Shakespeare. I loved studying Shakespeare’s plays in college, and when famous lines would come up—like “Something is rotten in the state of Denmark”—my breath would catch, as if I had spotted a favorite writer having tea at the local coffee shop. When I read Hamlet’s soliloquy—“To be or not to be”—oh be still my heart! Hamlet was my first Shakespearean love, the first I studied and the one I’ve seen on stage many times and in many ways. My friend Kate could quote eloquent lines from the play, but the best I could come up with was, “Oh Hamlet!

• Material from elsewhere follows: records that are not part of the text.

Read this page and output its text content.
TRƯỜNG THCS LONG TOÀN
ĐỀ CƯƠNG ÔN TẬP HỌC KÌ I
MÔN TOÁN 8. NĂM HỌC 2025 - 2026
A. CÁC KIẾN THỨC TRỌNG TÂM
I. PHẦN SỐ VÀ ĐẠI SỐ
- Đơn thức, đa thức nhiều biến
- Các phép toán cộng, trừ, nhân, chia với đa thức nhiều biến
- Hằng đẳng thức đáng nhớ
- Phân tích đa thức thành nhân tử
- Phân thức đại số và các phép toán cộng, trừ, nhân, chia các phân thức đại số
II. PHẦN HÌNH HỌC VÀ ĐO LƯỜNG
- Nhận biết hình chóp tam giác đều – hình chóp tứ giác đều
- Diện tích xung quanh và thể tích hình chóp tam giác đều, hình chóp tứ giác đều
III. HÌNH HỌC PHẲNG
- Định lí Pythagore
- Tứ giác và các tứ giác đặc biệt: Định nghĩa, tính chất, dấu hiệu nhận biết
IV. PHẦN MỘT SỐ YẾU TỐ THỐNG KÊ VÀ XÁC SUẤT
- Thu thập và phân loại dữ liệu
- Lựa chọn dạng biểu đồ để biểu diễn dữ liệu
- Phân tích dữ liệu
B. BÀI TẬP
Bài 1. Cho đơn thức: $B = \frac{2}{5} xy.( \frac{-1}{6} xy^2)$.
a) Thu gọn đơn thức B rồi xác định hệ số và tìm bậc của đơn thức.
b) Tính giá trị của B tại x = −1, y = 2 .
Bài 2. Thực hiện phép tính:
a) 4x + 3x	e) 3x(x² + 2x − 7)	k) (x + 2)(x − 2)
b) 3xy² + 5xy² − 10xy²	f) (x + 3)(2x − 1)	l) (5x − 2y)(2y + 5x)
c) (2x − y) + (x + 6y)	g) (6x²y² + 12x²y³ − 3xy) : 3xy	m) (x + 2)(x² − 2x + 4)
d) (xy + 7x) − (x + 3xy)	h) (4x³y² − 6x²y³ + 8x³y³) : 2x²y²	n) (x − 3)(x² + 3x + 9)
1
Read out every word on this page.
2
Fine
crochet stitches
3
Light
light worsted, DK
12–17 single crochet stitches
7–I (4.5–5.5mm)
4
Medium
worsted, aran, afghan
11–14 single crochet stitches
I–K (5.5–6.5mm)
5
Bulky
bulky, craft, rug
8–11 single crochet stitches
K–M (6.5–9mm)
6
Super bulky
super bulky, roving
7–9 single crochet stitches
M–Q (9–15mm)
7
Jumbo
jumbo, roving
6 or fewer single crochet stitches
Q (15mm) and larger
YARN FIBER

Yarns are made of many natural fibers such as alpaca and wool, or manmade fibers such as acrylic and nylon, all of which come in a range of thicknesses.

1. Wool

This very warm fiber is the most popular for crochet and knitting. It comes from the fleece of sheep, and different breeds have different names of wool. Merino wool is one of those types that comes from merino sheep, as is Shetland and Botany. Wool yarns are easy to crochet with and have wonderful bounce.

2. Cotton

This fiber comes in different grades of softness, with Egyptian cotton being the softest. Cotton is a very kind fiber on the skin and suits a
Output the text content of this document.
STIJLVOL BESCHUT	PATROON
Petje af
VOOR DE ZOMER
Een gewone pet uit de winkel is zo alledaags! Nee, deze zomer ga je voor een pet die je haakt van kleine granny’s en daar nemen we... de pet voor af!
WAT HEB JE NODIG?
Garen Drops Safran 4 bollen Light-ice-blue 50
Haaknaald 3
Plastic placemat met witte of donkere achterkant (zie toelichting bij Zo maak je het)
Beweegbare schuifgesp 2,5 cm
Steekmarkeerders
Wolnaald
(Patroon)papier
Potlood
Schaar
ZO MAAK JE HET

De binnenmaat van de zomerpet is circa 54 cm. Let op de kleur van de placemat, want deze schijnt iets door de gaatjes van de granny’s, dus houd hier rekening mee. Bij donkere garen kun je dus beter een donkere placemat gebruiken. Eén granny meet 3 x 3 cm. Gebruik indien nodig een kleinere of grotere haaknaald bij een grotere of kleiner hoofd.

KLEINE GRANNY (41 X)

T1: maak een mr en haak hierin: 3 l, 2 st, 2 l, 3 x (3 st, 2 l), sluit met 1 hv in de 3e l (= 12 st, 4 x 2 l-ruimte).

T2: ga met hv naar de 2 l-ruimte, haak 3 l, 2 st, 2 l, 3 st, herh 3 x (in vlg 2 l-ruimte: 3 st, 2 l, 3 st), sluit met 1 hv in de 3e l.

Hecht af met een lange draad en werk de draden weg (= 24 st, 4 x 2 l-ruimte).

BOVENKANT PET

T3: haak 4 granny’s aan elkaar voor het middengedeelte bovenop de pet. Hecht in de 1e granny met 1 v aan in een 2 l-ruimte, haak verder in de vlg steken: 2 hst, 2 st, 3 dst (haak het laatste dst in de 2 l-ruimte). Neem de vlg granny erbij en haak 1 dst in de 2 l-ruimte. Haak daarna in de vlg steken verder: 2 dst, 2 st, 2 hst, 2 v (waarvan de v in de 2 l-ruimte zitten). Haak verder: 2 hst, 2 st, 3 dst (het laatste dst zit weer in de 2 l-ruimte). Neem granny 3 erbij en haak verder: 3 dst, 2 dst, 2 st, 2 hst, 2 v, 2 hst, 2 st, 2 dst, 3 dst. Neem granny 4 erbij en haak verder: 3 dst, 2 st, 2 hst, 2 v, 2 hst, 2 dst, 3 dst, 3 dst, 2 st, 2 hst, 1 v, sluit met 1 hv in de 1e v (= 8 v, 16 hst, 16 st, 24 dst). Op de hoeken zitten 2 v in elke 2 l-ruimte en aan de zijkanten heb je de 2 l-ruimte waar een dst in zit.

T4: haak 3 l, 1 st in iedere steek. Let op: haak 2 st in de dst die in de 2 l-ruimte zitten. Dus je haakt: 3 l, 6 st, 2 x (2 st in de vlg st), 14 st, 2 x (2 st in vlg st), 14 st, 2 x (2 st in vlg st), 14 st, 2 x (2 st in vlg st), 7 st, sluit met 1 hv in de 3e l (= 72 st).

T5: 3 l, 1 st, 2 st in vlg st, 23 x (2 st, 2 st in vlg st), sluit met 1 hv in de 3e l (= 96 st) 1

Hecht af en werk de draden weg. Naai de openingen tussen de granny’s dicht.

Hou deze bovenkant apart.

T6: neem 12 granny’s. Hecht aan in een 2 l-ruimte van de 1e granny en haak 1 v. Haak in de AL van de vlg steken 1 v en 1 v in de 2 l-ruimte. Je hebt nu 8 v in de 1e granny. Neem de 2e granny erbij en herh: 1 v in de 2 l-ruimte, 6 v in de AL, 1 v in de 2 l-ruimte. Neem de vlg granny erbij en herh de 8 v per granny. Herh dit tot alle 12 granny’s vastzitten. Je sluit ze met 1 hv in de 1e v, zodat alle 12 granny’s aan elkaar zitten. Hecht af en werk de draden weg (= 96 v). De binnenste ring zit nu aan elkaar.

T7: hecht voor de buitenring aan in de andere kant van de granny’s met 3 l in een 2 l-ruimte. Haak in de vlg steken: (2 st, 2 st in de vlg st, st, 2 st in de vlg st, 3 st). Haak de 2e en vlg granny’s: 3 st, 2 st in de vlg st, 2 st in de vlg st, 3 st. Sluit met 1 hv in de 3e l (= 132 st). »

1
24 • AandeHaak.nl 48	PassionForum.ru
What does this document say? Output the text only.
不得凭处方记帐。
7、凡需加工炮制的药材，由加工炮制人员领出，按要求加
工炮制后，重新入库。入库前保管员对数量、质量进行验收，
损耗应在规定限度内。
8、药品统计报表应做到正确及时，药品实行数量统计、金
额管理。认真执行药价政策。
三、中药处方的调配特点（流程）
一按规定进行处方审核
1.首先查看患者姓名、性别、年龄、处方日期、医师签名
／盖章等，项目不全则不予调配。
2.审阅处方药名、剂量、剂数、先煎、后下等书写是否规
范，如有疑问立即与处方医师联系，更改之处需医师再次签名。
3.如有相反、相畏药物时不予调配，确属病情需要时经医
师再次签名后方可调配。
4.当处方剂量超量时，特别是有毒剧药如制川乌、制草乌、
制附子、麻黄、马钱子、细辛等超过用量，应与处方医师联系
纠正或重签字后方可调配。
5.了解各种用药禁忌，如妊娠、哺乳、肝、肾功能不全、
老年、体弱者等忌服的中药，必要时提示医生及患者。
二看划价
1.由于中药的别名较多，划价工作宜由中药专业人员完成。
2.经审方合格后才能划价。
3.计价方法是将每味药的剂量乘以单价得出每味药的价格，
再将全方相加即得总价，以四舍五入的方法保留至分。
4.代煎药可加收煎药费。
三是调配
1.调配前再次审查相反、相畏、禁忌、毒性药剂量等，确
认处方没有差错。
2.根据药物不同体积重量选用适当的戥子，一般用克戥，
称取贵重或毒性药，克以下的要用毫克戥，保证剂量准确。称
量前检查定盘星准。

Thou hast cleft my heart in twain!” or my other favorite, “Don’t drink, Gertrude!” Neither of these is useful when you’re trapped in a group of literary intellectuals and you want to be taken seriously. By the time I entered graduate school, I had given up being taken seriously—seriously! It’s overrated and impossible to keep up and besides, I was too much in love with reading the primary texts to care at all about what the critics had to say.
So starting tomorrow I'll be indulging myself in the plays that thrilled me or confused me or made me think I would never understand Shakespeare—but I didn’t need to understand in order to fall in love with the language. And I promise you—I don't take any of this seriously.